Because improvement in language skills is a main goal, virtually everyone comes away with greater confidence in his or her ability to use English. “I feel now that I can express myself in English, something I never thought I would be able to do. The vocabulary and grammar that I learned helped a lot in this,” says Dina Yousef after one year in the program.
The program’s impact is evident in other important ways, too. Through classroom activities like group work, students learn how to function as a team member, listen to others, and respect those working on a common task. The importance of time management is also emphasized. The interactive classroom environment, with discussions led by supportive teachers, helps boost students’ self-confidence.

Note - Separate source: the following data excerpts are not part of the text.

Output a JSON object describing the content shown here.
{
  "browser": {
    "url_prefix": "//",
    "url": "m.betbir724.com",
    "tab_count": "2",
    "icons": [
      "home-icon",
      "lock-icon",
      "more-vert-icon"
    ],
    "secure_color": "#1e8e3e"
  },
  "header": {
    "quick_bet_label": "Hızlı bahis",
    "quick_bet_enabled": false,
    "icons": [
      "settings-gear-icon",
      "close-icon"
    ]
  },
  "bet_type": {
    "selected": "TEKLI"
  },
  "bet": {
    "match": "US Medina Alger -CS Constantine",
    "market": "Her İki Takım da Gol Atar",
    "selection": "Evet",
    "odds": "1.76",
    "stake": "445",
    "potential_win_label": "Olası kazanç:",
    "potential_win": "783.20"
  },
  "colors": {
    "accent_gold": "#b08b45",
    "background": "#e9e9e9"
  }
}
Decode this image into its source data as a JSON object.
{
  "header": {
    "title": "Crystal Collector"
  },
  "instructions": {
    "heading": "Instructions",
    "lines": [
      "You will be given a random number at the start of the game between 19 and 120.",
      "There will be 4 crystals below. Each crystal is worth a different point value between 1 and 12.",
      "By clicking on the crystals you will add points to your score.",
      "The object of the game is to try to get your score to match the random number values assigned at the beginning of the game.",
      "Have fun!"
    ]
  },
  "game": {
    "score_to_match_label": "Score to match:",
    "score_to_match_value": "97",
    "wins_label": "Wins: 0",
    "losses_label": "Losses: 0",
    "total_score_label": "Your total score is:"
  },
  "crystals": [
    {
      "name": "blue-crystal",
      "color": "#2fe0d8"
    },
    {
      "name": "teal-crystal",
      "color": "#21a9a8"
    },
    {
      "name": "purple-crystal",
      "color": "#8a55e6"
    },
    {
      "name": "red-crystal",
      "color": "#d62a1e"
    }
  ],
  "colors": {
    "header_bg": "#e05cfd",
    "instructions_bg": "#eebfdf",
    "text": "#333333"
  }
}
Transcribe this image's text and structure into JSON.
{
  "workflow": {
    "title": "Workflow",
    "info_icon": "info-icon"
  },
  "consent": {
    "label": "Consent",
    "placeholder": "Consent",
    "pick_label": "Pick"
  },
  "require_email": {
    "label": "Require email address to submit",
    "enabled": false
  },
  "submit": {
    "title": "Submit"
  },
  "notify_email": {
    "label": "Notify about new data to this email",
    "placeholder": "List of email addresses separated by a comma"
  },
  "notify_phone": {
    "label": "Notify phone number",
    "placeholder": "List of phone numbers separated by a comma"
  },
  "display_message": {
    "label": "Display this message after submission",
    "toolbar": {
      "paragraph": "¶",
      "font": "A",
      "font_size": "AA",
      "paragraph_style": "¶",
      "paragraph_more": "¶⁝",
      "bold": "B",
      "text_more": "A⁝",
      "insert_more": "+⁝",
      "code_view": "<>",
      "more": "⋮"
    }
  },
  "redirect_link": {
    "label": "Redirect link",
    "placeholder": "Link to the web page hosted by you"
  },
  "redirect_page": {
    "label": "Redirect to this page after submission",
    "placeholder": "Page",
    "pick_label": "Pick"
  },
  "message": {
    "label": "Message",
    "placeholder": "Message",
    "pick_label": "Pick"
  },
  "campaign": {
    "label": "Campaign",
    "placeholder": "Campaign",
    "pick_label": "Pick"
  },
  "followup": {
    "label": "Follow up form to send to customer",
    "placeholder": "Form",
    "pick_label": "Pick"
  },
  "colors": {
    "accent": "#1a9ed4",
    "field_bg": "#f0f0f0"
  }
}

Additionally, by expanding the students’ knowledge of different cultures, communities, and religions, the program is helping a new generation to develop a deeper respect and understanding of the people around them. An emphasis on community engagement encourages students to be involved in their own communities through group projects. “Besides the language skills, I have learned a lot from the community service activities — the importance of giving back to the society. These activities have also made me aware of what we can do to improve our society,” Saleh Gamil says.
Because of EASP’s success, the U.S. Department of State, which provides the funding, decided recently to renew it for another two years, enabling 110 more youth to benefit from the program.
Youth English Program in the UAE
A similar program has been underway since 2018 in Sha’am, the most northerly village on the UAE’s Arabian Gulf coast. Learning English is at the core of the Youth English Program, which is funded by the U.S. Embassy in the UAE and offered in partnership with the Sheikh Saud bin Saqr Al Qasimi Foundation for Policy Research (QF) and the Tawon Sports Club.
The 55 secondary-school students in the program, who come from Sha’am’s two key schools — the Ghalilla Boys School and the Al Wadi Girls School — are receiving after-school English language instruction for a two-year period. By improving their English language proficiency and communication skills, the high-quality English language instruction will prepare them for increased opportunities in their professional and academic lives, including the potential to study in the United States.
Within the language curriculum, as well as through special workshops and activities, the program also focuses on important life skills, cross-cultural awareness, and community engagement. Recent field trips to the Arts Festival and LEGOLAND® Dubai's Mindstorms encouraged the students’ interest in the arts and STEM fields, respectively.